Thinking Clearly About the Useful and the Useless
Some people use ‘useless’ as if it must refer to something worthless. Doing so is to confuse usefulness with value. But the useless is not necessarily lacking in value. Some things possess intrinsic value and thus are valuable regardless of whether they are used or usable.
Consider a person, a friendship, the possession of some item of knowledge, or the act of creating a poem or a painting. Such things might not be useful relative to the attainment of some other end, and yet they have intrinsic worth. However, things that have merely instrumental value and yet are not feasible to be used are useless things – such as a pencil dropped into some uninhabited part of the Mojave Desert, a car abandoned somewhere in Antarctica, or a suitcase of cash buried in some unknown location in the Australian Outback, where it stays buried until the universe perishes in its heat death.
Usefulness is one kind of value.

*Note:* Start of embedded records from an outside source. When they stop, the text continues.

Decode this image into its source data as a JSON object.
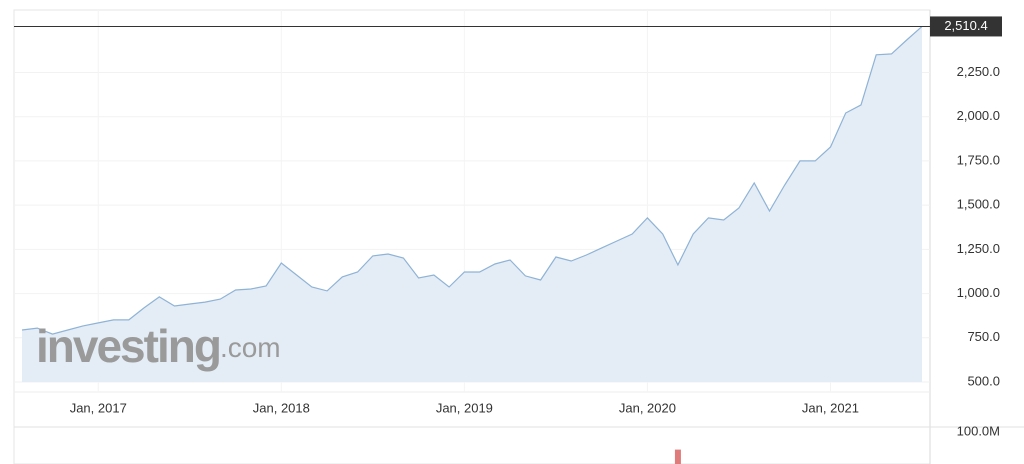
{
  "chart_data": [
    {
      "type": "line",
      "x": [
        "2016-08",
        "2016-09",
        "2016-10",
        "2016-11",
        "2016-12",
        "2017-01",
        "2017-02",
        "2017-03",
        "2017-04",
        "2017-05",
        "2017-06",
        "2017-07",
        "2017-08",
        "2017-09",
        "2017-10",
        "2017-11",
        "2017-12",
        "2018-01",
        "2018-02",
        "2018-03",
        "2018-04",
        "2018-05",
        "2018-06",
        "2018-07",
        "2018-08",
        "2018-09",
        "2018-10",
        "2018-11",
        "2018-12",
        "2019-01",
        "2019-02",
        "2019-03",
        "2019-04",
        "2019-05",
        "2019-06",
        "2019-07",
        "2019-08",
        "2019-09",
        "2019-10",
        "2019-11",
        "2019-12",
        "2020-01",
        "2020-02",
        "2020-03",
        "2020-04",
        "2020-05",
        "2020-06",
        "2020-07",
        "2020-08",
        "2020-09",
        "2020-10",
        "2020-11",
        "2020-12",
        "2021-01",
        "2021-02",
        "2021-03",
        "2021-04",
        "2021-05",
        "2021-06",
        "2021-07"
      ],
      "series": [
        {
          "color": "#8fb3d6",
          "fill": "#e4edf6",
          "values": [
            794,
            805,
            771,
            794,
            817,
            834,
            851,
            851,
            919,
            981,
            930,
            941,
            952,
            969,
            1020,
            1026,
            1043,
            1173,
            1105,
            1037,
            1015,
            1094,
            1122,
            1213,
            1224,
            1201,
            1088,
            1105,
            1037,
            1122,
            1122,
            1167,
            1190,
            1100,
            1077,
            1207,
            1184,
            1218,
            1258,
            1297,
            1337,
            1428,
            1337,
            1162,
            1337,
            1428,
            1416,
            1484,
            1626,
            1467,
            1614,
            1750,
            1750,
            1829,
            2021,
            2067,
            2350,
            2355,
            2434,
            2510.4
          ]
        }
      ],
      "current_price": {
        "value": 2510.4,
        "label": "2,510.4"
      },
      "xlim": [
        "2016-08",
        "2021-07"
      ],
      "xticks": [
        {
          "value": "2017-01",
          "label": "Jan, 2017"
        },
        {
          "value": "2018-01",
          "label": "Jan, 2018"
        },
        {
          "value": "2019-01",
          "label": "Jan, 2019"
        },
        {
          "value": "2020-01",
          "label": "Jan, 2020"
        },
        {
          "value": "2021-01",
          "label": "Jan, 2021"
        }
      ],
      "ylim": [
        500,
        2600
      ],
      "yticks": [
        {
          "value": 500,
          "label": "500.0"
        },
        {
          "value": 750,
          "label": "750.0"
        },
        {
          "value": 1000,
          "label": "1,000.0"
        },
        {
          "value": 1250,
          "label": "1,250.0"
        },
        {
          "value": 1500,
          "label": "1,500.0"
        },
        {
          "value": 1750,
          "label": "1,750.0"
        },
        {
          "value": 2000,
          "label": "2,000.0"
        },
        {
          "value": 2250,
          "label": "2,250.0"
        }
      ],
      "grid": true,
      "watermark": {
        "brand": "investing",
        "suffix": ".com"
      }
    },
    {
      "type": "bar",
      "x": [
        "2020-03"
      ],
      "values": [
        80000000
      ],
      "color": "#e07b7b",
      "ylim": [
        0,
        100000000
      ],
      "yticks": [
        {
          "value": 100000000,
          "label": "100.0M"
        }
      ]
    }
  ]
}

In the business of philosophy, we philosophers refer to useful value as “instrumental value.” But as noted above, there is also intrinsic value.
Here’s an analogy to summarize the matter. Those of you who took the Miller Analogies Test, as I did, will recognize the point:
Useful is to valuable as apple is to fruit. If something isn’t an apple, it doesn’t follow that it’s not a fruit. Similarly, if something isn’t useful, it doesn’t follow that it isn’t valuable.
*This analogy, by the way, is useful with students who ask: “Why do I have to take this class? I can’t use it to get a job and make money. It’s a worthless class and a waste of my time.”